Implementation:Tencent Ncnn YOLACT Example
| Knowledge Sources | |
|---|---|
| Domains | Vision, Instance_Segmentation |
| Last Updated | 2026-02-09 19:00 GMT |
Overview
Concrete tool for real-time instance segmentation using YOLACT with ncnn.
Description
This example implements YOLACT (You Only Look At CoefficienTs) real-time instance segmentation using the ncnn inference framework. The model produces both bounding box detections and per-instance segmentation masks by combining learned mask coefficients with prototype masks. The input image is resized to 550x550 pixels with ImageNet-style normalization (mean subtraction and standard deviation scaling). The network extracts four output blobs: prototype mask maps (138x138x32), bounding box locations (4x19248), mask coefficients (32x19248), and class confidence scores (81x19248 for 80 COCO classes plus background). Instance masks are generated by matrix multiplication of mask coefficients with prototype masks, followed by sigmoid activation and cropping to the bounding box region.
Usage
Use this example when you need per-object pixel-level segmentation masks in addition to bounding boxes.
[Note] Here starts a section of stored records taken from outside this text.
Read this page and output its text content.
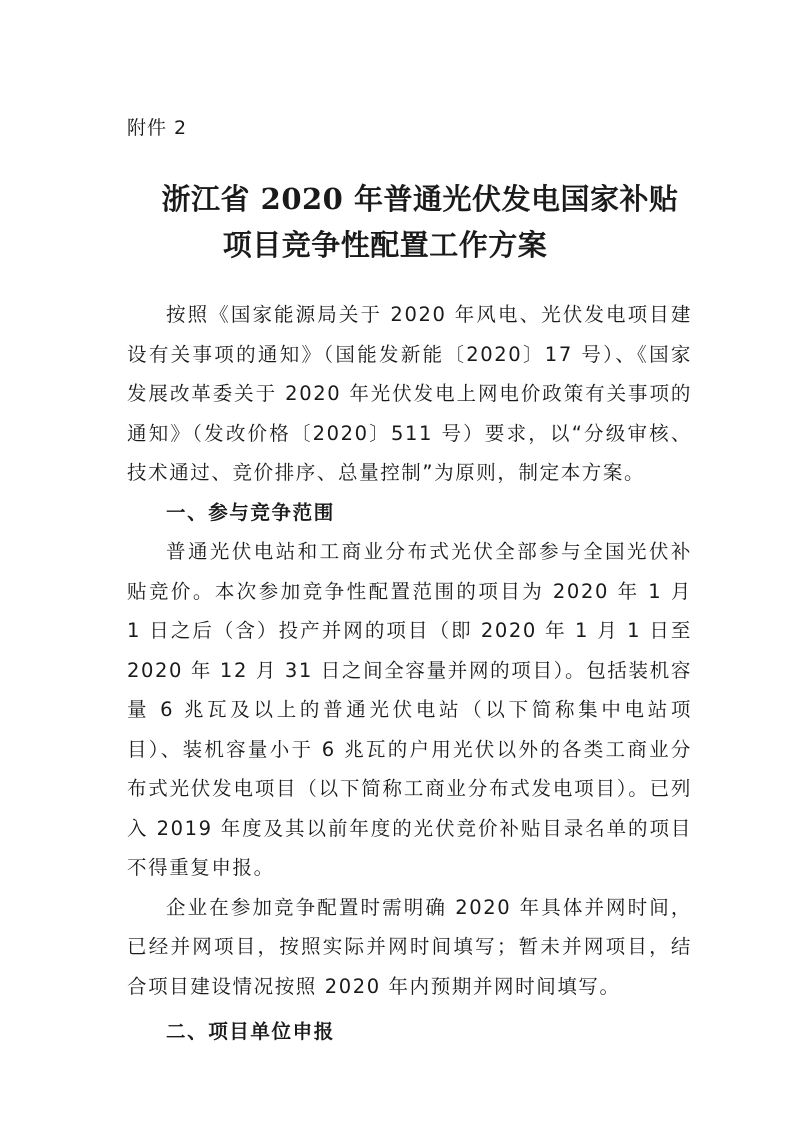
附件 2
浙江省 2020 年普通光伏发电国家补贴
项目竞争性配置工作方案

按照《国家能源局关于 2020 年风电、光伏发电项目建设有关事项的通知》（国能发新能〔2020〕17 号）、《国家发展改革委关于 2020 年光伏发电上网电价政策有关事项的通知》（发改价格〔2020〕511 号）要求，以“分级审核、技术通过、竞价排序、总量控制”为原则，制定本方案。

一、参与竞争范围

普通光伏电站和工商业分布式光伏全部参与全国光伏补贴竞价。本次参加竞争性配置范围的项目为 2020 年 1 月 1 日之后（含）投产并网的项目（即 2020 年 1 月 1 日至 2020 年 12 月 31 日之间全容量并网的项目）。包括装机容量 6 兆瓦及以上的普通光伏电站（以下简称集中电站项目）、装机容量小于 6 兆瓦的户用光伏以外的各类工商业分布式光伏发电项目（以下简称工商业分布式发电项目）。已列入 2019 年度及其以前年度的光伏竞价补贴目录名单的项目不得重复申报。

企业在参加竞争配置时需明确 2020 年具体并网时间，已经并网项目，按照实际并网时间填写；暂未并网项目，结合项目建设情况按照 2020 年内预期并网时间填写。

二、项目单位申报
YOLACT provides a good balance between segmentation quality and inference speed, making it suitable for real-time applications on mobile and edge devices.
Code Reference
Source Location
- Repository: Tencent_Ncnn
- File: examples/yolact.cpp
- Lines: 1-538
Signature
struct Object
{
cv::Rect_<float> rect;
int label;
float prob;
std::vector<float> maskdata;
cv::Mat mask;
};
static int detect_yolact(const cv::Mat& bgr, std::vector<Object>& objects);
static void qsort_descent_inplace(std::vector<Object>& objects);
static void nms_sorted_bboxes(const std::vector<Object>& faceobjects,
std::vector<int>& picked, float nms_threshold,
bool agnostic = false);
Import
#include "net.h"
I/O Contract
Inputs
| Name | Type | Required | Description |
|---|---|---|---|
| image_path | const char* | Yes | Path to input image file |
Outputs
| Name | Type | Description |
|---|---|---|
| objects | std::vector<Object> | Detected objects with bounding boxes, class labels, confidence scores, and instance masks |
Model Files
| File | Description |
|---|---|
| yolact.param | YOLACT ncnn model parameter file (ResNet-50 backbone) |
| yolact.bin | YOLACT ncnn model weight file |
Usage Examples
Running the Example
./yolact image.jpg
Key Code Pattern
ncnn::Net yolact;
yolact.opt.use_vulkan_compute = true;
yolact.load_param("yolact.param");
yolact.load_model("yolact.bin");
// Resize to 550x550 with ImageNet normalization
ncnn::Mat in = ncnn::Mat::from_pixels_resize(bgr.data,
ncnn::Mat::PIXEL_BGR2RGB, img_w, img_h, 550, 550);
const float mean_vals[3] = {123.68f, 116.78f, 103.94f};
const float norm_vals[3] = {1.0 / 58.40f, 1.0 / 57.12f, 1.0 / 57.38f};
in.substract_mean_normalize(mean_vals, norm_vals);
ncnn::Extractor ex = yolact.create_extractor();
ex.input("input.1", in);
ncnn::Mat maskmaps; // 138x138 x 32 prototype masks
ncnn::Mat location; // 4 x 19248 bounding boxes
ncnn::Mat mask; // 32 x 19248 mask coefficients
ncnn::Mat confidence; // 81 x 19248 class scores
ex.extract("619", maskmaps);
ex.extract("816", location);
ex.extract("818", mask);
ex.extract("820", confidence);
Implementation Details
Preprocessing
The input image is resized to a fixed 550x550 resolution (not letterboxed). Pixel values are converted from BGR to RGB, then normalized using ImageNet mean values (123.68, 116.78, 103.94) and standard deviation values (58.40, 57.12, 57.38).
Mask Generation
Instance masks are produced through the coefficient-based approach: each detection has 32 mask coefficients that are combined with 32 prototype masks (138x138) via matrix multiplication. The result is passed through a sigmoid activation and cropped to the detection's bounding box to produce the final binary mask.
Prior Box Generation
YOLACT uses anchor-based detection with prior boxes generated across 5 feature map scales with sizes [69, 35, 18, 9, 5] and 3 aspect ratios [1.0, 0.5, 2.0], producing 19248 total anchors.